Pero ya estaba resignado y hasta llegó a pensar que ese era el final más lógico de todos. Siempre había tenido la impresión de que una saga lo perseguía por el mundo y que seguramente estaba destinado a morir en la horca. Tal vez por eso había sentido tanta aversión por las corbatas. Porque cada vez que había tenido que ponerse alguna, frente al espejo, con gran dificultad, había tenido la sensación de ser ajusticiado. Por eso no había aprendido a hacerse el nudo sobre el cuello, sino que lo confeccionaba antes, y luego metía resignadamente su cabeza por entre el círculo opresor. Luego, lentamente iba jalando para que el nudo fuera subiendo hasta ajustarse suavemente. También había soñado muchas veces haber estado en un patíbulo exactamente igual a ese. Trataba de explicarse esa especie de premonición, cuando sintió que otra persona subía lentamente las escalerillas y se acercaba hasta él con cierto aire de arrogancia. Era el escribano que iba a tomar nota de todo, a escribir el acta de su ejecución. Lo supo cuando se acercó sigiloso, como si le fuera a decir alguna obscenidad, pero en realidad le preguntó cuál era su última voluntad. Por eso lo supo. Los escribanos y los notarios siempre se ocupan de preguntar cosas inútiles. El lo miró desdeñoso y se limitó a decir: “ninguna”. Porque él ya no tenía voluntad. Entonces fue cuando el escribano se dirigió al verdugo para decirle que procediera. Pero este observó que el pregonero no había hecho sonar su corneta. Entonces el escribano miró su reloj con mucho enojo y dijo con voz fuerte: “¡Llevamos media hora de retraso!”. El verdugo replicó enfáticamente “Es verdad, pero sin el toque de corneta no podemos proceder”. De inmediato enviaron a un mensajero para que buscara al pregonero y le diera la orden de tocar su corneta. Sin este requisito legal no se podía hacer nada.

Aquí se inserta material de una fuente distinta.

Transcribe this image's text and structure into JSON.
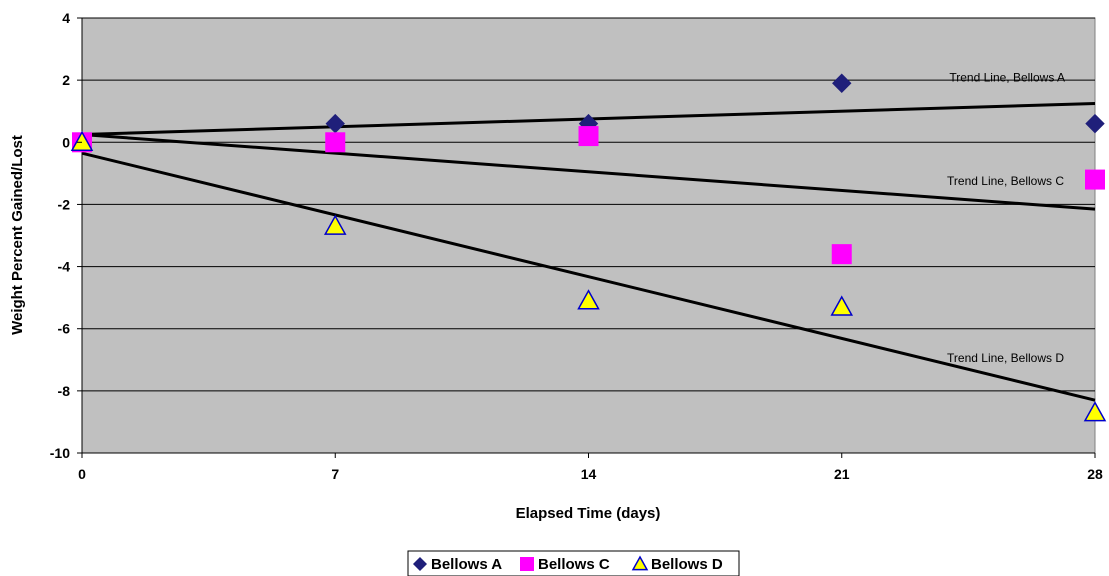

Mientras el mensajero se abría paso entre las multitud impaciente, el condenado permanecía sobre el banquillo, con la soga al cuello. Continuaba mirando el cielo azul, sin una nube, y pensando todavía que aquello iba a terminar tal como lo había soñado tantas veces. Hasta que llegó el mensajero diciendo que el músico que debía tocar la corneta había desaparecido. Nadie daba razón de su existencia. Fue en ese instante en que el verdugo, perdiendo la paciencia, gritó con desespero: “¡esto es inaudito! ¡Todo lo que está pasando es absurdo!”. Acto seguido le dio un puntapié al banquillo y el condenado sintió el cimbronazo de la cuerda. Había quedado suspendido en el vacío. Sintió el nudo de la soga presionando sobre el cuello y luego tuvo la sensación de que su cuerpo se bamboleaba en el aire. El verdugo seguía gritando, mirando el cuerpo del condenado que se retorcía en la horca: “¡Esto es inaudito! ¡Esto es absurdo!”. Como para confirmar las palabras del verdugo, todos oyeron el traqueteo de la soga, reventándose. El condenado sintió que su cuerpo descendía velozmente, que daba vueltas sobre sí mismo, en una especie de vértigo, y de repente sintió que caía sobre su propia cama. Despertando a la verdadera realidad de su vida, se dio cuenta de que toda la noche había estado suspendido en la cuerda tensa de sus sueños.